# Deciphering immune features and cellular heterogeneity in PRRSV infection via single-cell RNA sequencing

**Authors:** Jianda Li, Yue Liang, Yuyu Zhang, Yulin Xu, Fei Liu, Luogang Ding, Yu Wang, Zhihao Zhang, Zhi Chen, Wenbo Sun, Jiang Yu, Jiaqiang Wu

PMC · DOI: 10.1128/jvi.01828-25 · Journal of Virology · 2025-12-30

## TL;DR

This study uses single-cell RNA sequencing to explore how PRRSV infection affects immune cells in pig lungs, revealing key changes like macrophage depletion and altered cell communication.

## Contribution

The study identifies SPP1high macrophages as primary PRRSV targets and reveals how the virus disrupts immune cell interactions and lung immunity.

## Key findings

- PRRSV infection causes significant macrophage reduction through apoptosis and promotes aberrant macrophage differentiation.
- SPP1high macrophages are identified as the primary reservoir for PRRSV, with enhanced interactions triggering inflammatory responses.
- PRRSV disrupts B cell development and T cell activation, contributing to immune dysfunction in infected pig lungs.

## Abstract

Porcine reproductive and respiratory syndrome virus (PRRSV), a major immunosuppressive pathogen, inflicts substantial economic losses on the global swine industry.

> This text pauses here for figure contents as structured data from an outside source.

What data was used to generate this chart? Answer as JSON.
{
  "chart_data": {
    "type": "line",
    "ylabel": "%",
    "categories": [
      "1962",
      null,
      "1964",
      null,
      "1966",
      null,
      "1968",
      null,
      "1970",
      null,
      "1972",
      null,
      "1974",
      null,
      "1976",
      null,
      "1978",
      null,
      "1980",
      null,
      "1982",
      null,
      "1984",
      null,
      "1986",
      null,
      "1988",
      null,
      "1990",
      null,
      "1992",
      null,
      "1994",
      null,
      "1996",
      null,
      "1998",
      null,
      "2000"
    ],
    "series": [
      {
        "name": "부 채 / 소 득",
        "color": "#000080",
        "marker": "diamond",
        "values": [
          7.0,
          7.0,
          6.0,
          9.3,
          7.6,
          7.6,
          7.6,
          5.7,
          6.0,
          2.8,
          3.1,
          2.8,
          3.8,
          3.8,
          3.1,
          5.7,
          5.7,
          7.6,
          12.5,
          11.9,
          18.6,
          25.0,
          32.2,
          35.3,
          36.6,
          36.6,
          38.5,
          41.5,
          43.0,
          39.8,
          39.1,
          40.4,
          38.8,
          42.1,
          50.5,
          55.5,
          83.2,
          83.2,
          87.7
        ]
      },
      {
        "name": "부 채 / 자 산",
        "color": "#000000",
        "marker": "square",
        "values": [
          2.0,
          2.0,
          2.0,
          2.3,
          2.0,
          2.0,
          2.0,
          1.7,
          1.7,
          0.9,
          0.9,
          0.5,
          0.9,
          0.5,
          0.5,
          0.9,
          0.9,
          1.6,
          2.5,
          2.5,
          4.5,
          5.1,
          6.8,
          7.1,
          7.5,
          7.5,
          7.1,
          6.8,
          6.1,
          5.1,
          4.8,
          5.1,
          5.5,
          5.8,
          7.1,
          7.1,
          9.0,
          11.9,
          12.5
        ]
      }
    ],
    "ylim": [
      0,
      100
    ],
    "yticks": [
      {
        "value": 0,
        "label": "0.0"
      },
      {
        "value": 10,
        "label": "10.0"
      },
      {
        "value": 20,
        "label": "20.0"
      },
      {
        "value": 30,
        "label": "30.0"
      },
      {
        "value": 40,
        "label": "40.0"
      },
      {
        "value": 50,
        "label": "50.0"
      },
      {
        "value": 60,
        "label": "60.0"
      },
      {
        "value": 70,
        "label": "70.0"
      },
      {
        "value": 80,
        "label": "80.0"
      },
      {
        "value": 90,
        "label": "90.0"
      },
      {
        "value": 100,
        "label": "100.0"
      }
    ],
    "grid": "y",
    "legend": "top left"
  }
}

Despite extensive research into PRRSV pathogenesis, the mechanisms by which PRRSV induces immune dysfunction in vivo remain incompletely understood. Here, we performed single-cell RNA sequencing on cells isolated from the lung of PRRSV-infected piglets, generating transcriptomic profiles for 46,922 single cells encompassing 15 major cell types. We observed a significant reduction in the number of macrophages in lung tissues, which was primarily attributed to the extensive apoptosis of macrophages induced by PRRSV infection. PRRSV infection triggered aberrant differentiation of macrophage, and the SPP1high macrophage subpopulation was identified as the primary target cells for PRRSV infection. Cell-cell communication analysis revealed that PRRSV infection enhanced ligand-receptor interactions between macrophages and other cell types, associated with inflammatory responses, activation of T cells and B cells, and cell adhesion. In addition, monocytes exhibited a tendency to differentiate into macrophages, potentially compensating for the depletion of macrophages caused by PRRSV infection. Moreover, PRRSV infection caused abnormal development of B cells and incomplete activation of cytotoxic T lymphocytes in the lungs. This study provides a comprehensive characterization of how PRRSV perturbs pulmonary immune cell populations, offering valuable insights into the mechanisms underlying PRRSV-induced lung injury.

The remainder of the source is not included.